L’article 55, une mécanique complexe

En 2000, 593 communes franciliennes accueillaient des logements sociaux. En 2019, elles sont 691, accueillant au total 1 353 000 logements sociaux, une évolution en partie imputable à la mise en œuvre de la loi SRU. En effet, celle-ci soumet les communes n’atteignant pas le seuil requis à un prélèvement sur leurs ressources fiscales et leur impose un rattrapage en vue de combler leur déficit dans le cadre de périodes triennales pour atteindre le taux légal d’ici 2025.  
Pour autant, compte tenu du développement du parc de logements privés, une production soutenue de logements sociaux ne permet pas nécessairement d’atteindre le taux fixé par la loi. Depuis 2001, selon les années, la construction HLM représente en effet entre 18 et 40 % de la construction neuve francilienne.

L’article 55 a été régulièrement modifié : communes concernées, logements pris en compte, taux exigé, rythme de rattrapage, montant du prélèvement, déductions possibles, sanctions, etc. La réforme de 2013 reste la plus marquante avec le rehaussement du taux de logements sociaux de 20 à 25 % (maintien du taux à 20 % pour certaines communes en dehors des zones tendues - 10 en Île-de-France), ainsi qu’un rythme de rattrapage accéléré et des pénalités renforcées. Au fil du temps, l’article 55 s’est aussi adapté aux évolutions qui traversent la production HLM. La comptabilisation - à titre temporaire - des logements sociaux vendus à leurs locataires, comme des logements en location-accession après le transfert de propriété aux occupants, témoigne du recours plus fréquent à la vente HLM. Par ailleurs, la prise en compte des logements faisant l'objet d'un bail réel solidaire (BRS) reflète la faveur récente des montages fondés sur la dissociation de la propriété du foncier et du bâti et la percée des organismes de foncier solidaire (OFS). 

À quoi ressemble, dès lors, la production HLM en Île-de-France depuis l’adoption de la loi SRU ? Quelle est sa géographie et son impact sur les équilibres/déséquilibres territoriaux ? Correspond-elle aux capacités financières des ménages et à l’esprit de la loi ?
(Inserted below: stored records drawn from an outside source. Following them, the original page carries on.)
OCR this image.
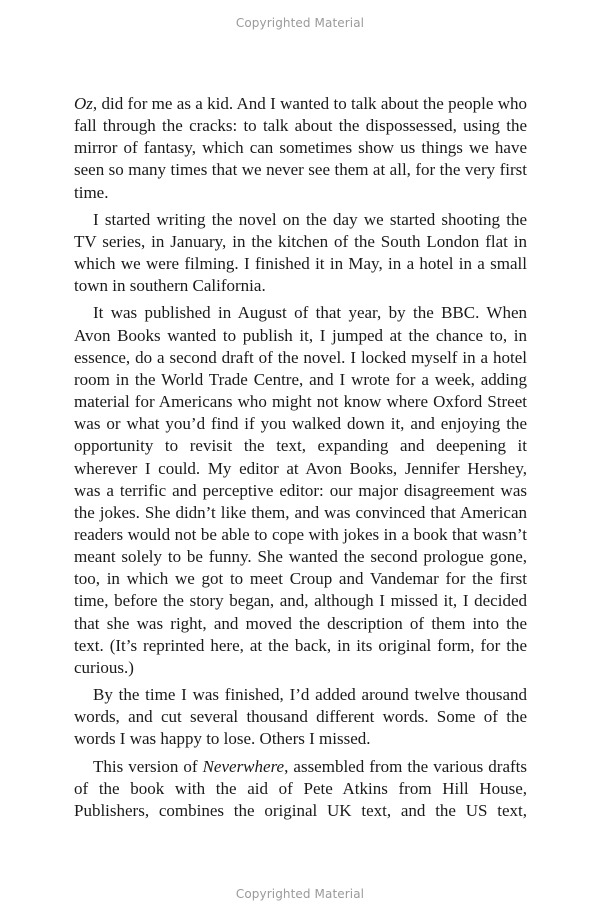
Copyrighted Material

Oz, did for me as a kid. And I wanted to talk about the people who fall through the cracks: to talk about the dispossessed, using the mirror of fantasy, which can sometimes show us things we have seen so many times that we never see them at all, for the very first time.

I started writing the novel on the day we started shooting the TV series, in January, in the kitchen of the South London flat in which we were filming. I finished it in May, in a hotel in a small town in southern California.

It was published in August of that year, by the BBC. When Avon Books wanted to publish it, I jumped at the chance to, in essence, do a second draft of the novel. I locked myself in a hotel room in the World Trade Centre, and I wrote for a week, adding material for Americans who might not know where Oxford Street was or what you’d find if you walked down it, and enjoying the opportunity to revisit the text, expanding and deepening it wherever I could. My editor at Avon Books, Jennifer Hershey, was a terrific and perceptive editor: our major disagreement was the jokes. She didn’t like them, and was convinced that American readers would not be able to cope with jokes in a book that wasn’t meant solely to be funny. She wanted the second prologue gone, too, in which we got to meet Croup and Vandemar for the first time, before the story began, and, although I missed it, I decided that she was right, and moved the description of them into the text. (It’s reprinted here, at the back, in its original form, for the curious.)

By the time I was finished, I’d added around twelve thousand words, and cut several thousand different words. Some of the words I was happy to lose. Others I missed.

This version of Neverwhere, assembled from the various drafts of the book with the aid of Pete Atkins from Hill House, Publishers, combines the original UK text, and the US text,

Copyrighted Material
Retour sur la production HLM en Île-de-France depuis 2001

Entre 2001 et 2018, près de 345 500 logements sociaux ont été mis en location en Île-de-France, soit environ 19 000 par an. Cette production conséquente est caractérisée par le poids élevé des opérations d’acquisition-amélioration (achat de logements dans le parc privé), qui représentent un tiers du total sur la période (49 % à Paris) ; et par l’importance croissante, au sein des opérations de construction, de la vente en l’état futur d’achèvement (Vefa) : 5 % des logements sur la période 2001-2006, 17 % sur 2007-2012 et 26 % sur 2013-2018 (moyenne de 18 % entre 2001 et 2018). Une progression qui fait craindre à certains bailleurs sociaux une perte de compétence sur la maîtrise d’ouvrage directe. Le bilan des agréments de logements sociaux montre aussi la part non négligeable des résidences s’adressant aux étudiants, jeunes travailleurs, séniors : elles représentent 20 % de la production entre 2003 et 2018. 
L’effort de production n’a cependant pas suffi à tarir la demande qui est passée de 288 000 ménages demandeurs en 1999 à près de 720 000 en 2018. Une demande principalement alimentée par les niveaux élevés des prix et des loyers du parc privé, faisant du parc social une alternative recherchée par de nombreux ménages en quête d’un logement adapté à leur taille et à leurs capacités financières. Dans ce contexte qui freine la mobilité, le parc HLM est devenu un lieu d’installation durable et non plus une étape du parcours résidentiel, entraînant une baisse des attributions, passées de 99 000 en 2000 à 74 500 en 2018. 
La zone centrale totalise 62 % de la production (41 % en petite couronne, 21 % à Paris), contre 38 % pour la grande couronne. Des proportions à l’image du stock, situé pour 46 % en petite couronne, 19 % à Paris et 36 % en grande couronne. 
La production reste donc concentrée. Parmi les 650 communes qui ont accueilli des logements sociaux entre 2001 et 2018, seules cinquante d'entre elles ont produit en moyenne plus de 100 logements par an ; totalisant pour ces dernières près de la moitié (49 %) de la production régionale. Parmi les dix plus importants contributeurs, en dehors de Paris, se démarquent sept communes de petite couronne (Saint-Denis, Montreuil, Villejuif, Boulogne-Billancourt, Ivry-sur-Seine et Bagneux) et deux de grande couronne (Palaiseau et Cergy). 
La production récente compte une proportion importante de petits logements, avec 42 % de T1-T2 (dont 19 % de T1, en lien avec l’offre pour étudiants), 31 % de T3 et 27 % de grands logements (T4 ou +). Le stock s’articulant pour sa part autour des T3 et des grands logements : respectivement 36 % et 32 % du parc, contre 33 % pour les T1-T2. 
En termes de financement, les bailleurs sociaux ont majoritairement mobilisé le prêt PLUS (56 % du total). Viennent ensuite les financements permettant de produire des logements intermédiaires (PLS, PLI), avec un tiers du total. Et enfin le PLAI, destiné aux ménages les plus modestes, avec seulement 10,5 % du total, alors que 72 % des demandeurs sont éligibles à cette catégorie de logements. Cette faible proportion montre qu’il est devenu compliqué aujourd’hui de produire des logements sociaux à très bas loyers, notamment dans le centre de l’agglomération où le foncier est le plus cher. Des éléments confirmés par l’analyse des loyers : sur la période 2001-2018, le loyer moyen des logements produits atteint en moyenne 7,52 €/m²/SH, contre 6,48 €/m²/SH pour l’ensemble du parc.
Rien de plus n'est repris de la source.